Taste, or gustation, is the sensation that occurs when a substance in the mouth, a tastant, reacts chemically with receptors to send a signal to the brain. Taste is distinguished from flavor, a term that generally describes a broader experience, which includes gustation, olfaction, trigeminal nerve stimulation (texture, pain, temperature), and even sight and sound. There are five basic categories of taste: bitter, sweet, sour, salty, and umami (a Japanese word that loosely translates as “savory” in English). Other possible basic tastes, such as fatty acids, calcium, carbon dioxide, and even water, are being investigated.

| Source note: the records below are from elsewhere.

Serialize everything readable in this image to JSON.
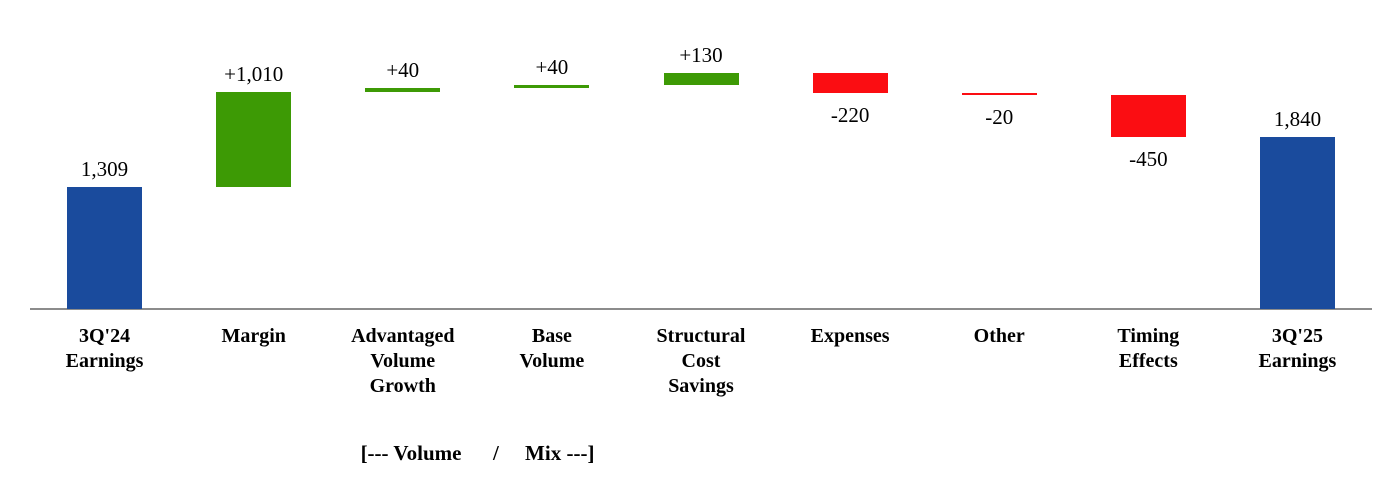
{
  "chart_data": {
    "type": "bar",
    "subtype": "waterfall",
    "categories": [
      "3Q'24 Earnings",
      "Margin",
      "Advantaged Volume Growth",
      "Base Volume",
      "Structural Cost Savings",
      "Expenses",
      "Other",
      "Timing Effects",
      "3Q'25 Earnings"
    ],
    "category_display": [
      "3Q'24\nEarnings",
      "Margin",
      "Advantaged\nVolume\nGrowth",
      "Base\nVolume",
      "Structural\nCost\nSavings",
      "Expenses",
      "Other",
      "Timing\nEffects",
      "3Q'25\nEarnings"
    ],
    "values": [
      1309,
      1010,
      40,
      40,
      130,
      -220,
      -20,
      -450,
      1840
    ],
    "kinds": [
      "total",
      "delta",
      "delta",
      "delta",
      "delta",
      "delta",
      "delta",
      "delta",
      "total"
    ],
    "data_labels": [
      "1,309",
      "+1,010",
      "+40",
      "+40",
      "+130",
      "-220",
      "-20",
      "-450",
      "1,840"
    ],
    "start_value": 1309,
    "end_value": 1840,
    "running_peak": 2529,
    "ylim": [
      0,
      2529
    ],
    "grid": "off",
    "legend": "none",
    "annotation": "[--- Volume      /     Mix ---]",
    "colors": {
      "total": "#1a4b9d",
      "increase": "#3d9a05",
      "decrease": "#fb0d12",
      "axis_line": "#8c8c8c",
      "label_text": "#000000"
    }
  }
}
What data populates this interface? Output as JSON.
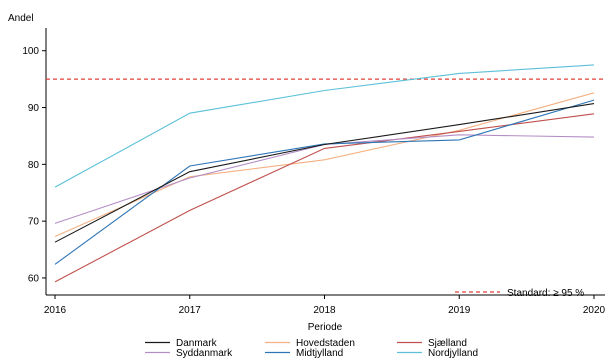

Taste has evolved to help humans distinguish between nutritious and toxic foods. Foods with sugar have evolved to taste good because sugar is essential for survival. Umami tastes delicious because proteins are essential. Salt is an essential nutrient that must be consumed in a specific amount to maintain proper levels in the body; this is why a little bit of salt tastes good, but too much salt tastes bad. Sour appears to have both aversive and pleasant qualities that function to alert us when foods have spoiled or when plants are not yet ripe, but also to encourage the consumption of sour fruits that contain important vitamins and nutrients. Bitterness has evolved to be a generally aversive taste because most foods that taste bitter tend to be poisonous. However, the bitter molecules in many edible plants are toxic only in high concentrations and these edible plants contain anticarcinogenic nutrients. Thus, it makes sense that these edible plants taste pleasant to many people.
Taste stimulants are detected via taste organs, called taste buds, which are located in the mucosa of the tongue, soft palate, inner cheeks, pharynx, and epiglottis. It is important to note that taste buds are not the bumps on a person’s tongue; these are called papillae. Each person has about 3,000—10,000 taste buds, most of which are on the surface of the tongue (Bartoshuk & Snyder, 2013). Each taste bud is a cluster of 50—100 elongated epithelial cells arranged like the segments of an orange. The cells are renewed about every 12 days. They are divided into three main groups: Type I are support cells; Type II are the receptor cells, which contain the G protein—coupled receptors that bind sweet, bitter, and umami tastants; and Type III react to sour stimuli, which involve ion channels. Type III are also known as presynaptic cells because, unlike Type II, they have identifiable synapses with the nerve fiber and release neurotransmitters, such as serotonin and GABA (gamma-aminobutyric acid), onto the afferent nerve fiber. The mechanism that Type II cells use to excite the nerve fiber is unknown; however, it is speculated that ATP (adenosine triphosphate) acts as a transmitter. The cells that contain receptors for salty taste have not been clearly delineated.
The receptor proteins are located in the plasma membrane of long microvilli called gustatory hairs that extend from the taste cells through a taste pore to the surface of the papillae. The taste pores are filled with saliva, which transports the dissolved tastants to the receptors. The epithelial taste cell then generates impulses in the sensory nerve fibers that innervate them.
The flavors of foods and beverages are perceived through both the taste and olfactory systems. In fact, the sense of smell is the most important chemical sense for flavor to be distinguished. This is why food does not taste as flavorful when a person has a stuffy or runny nose from a head cold, flu, or sinusitis. This sidebar focuses on isolating one of the five basic tastes, umami.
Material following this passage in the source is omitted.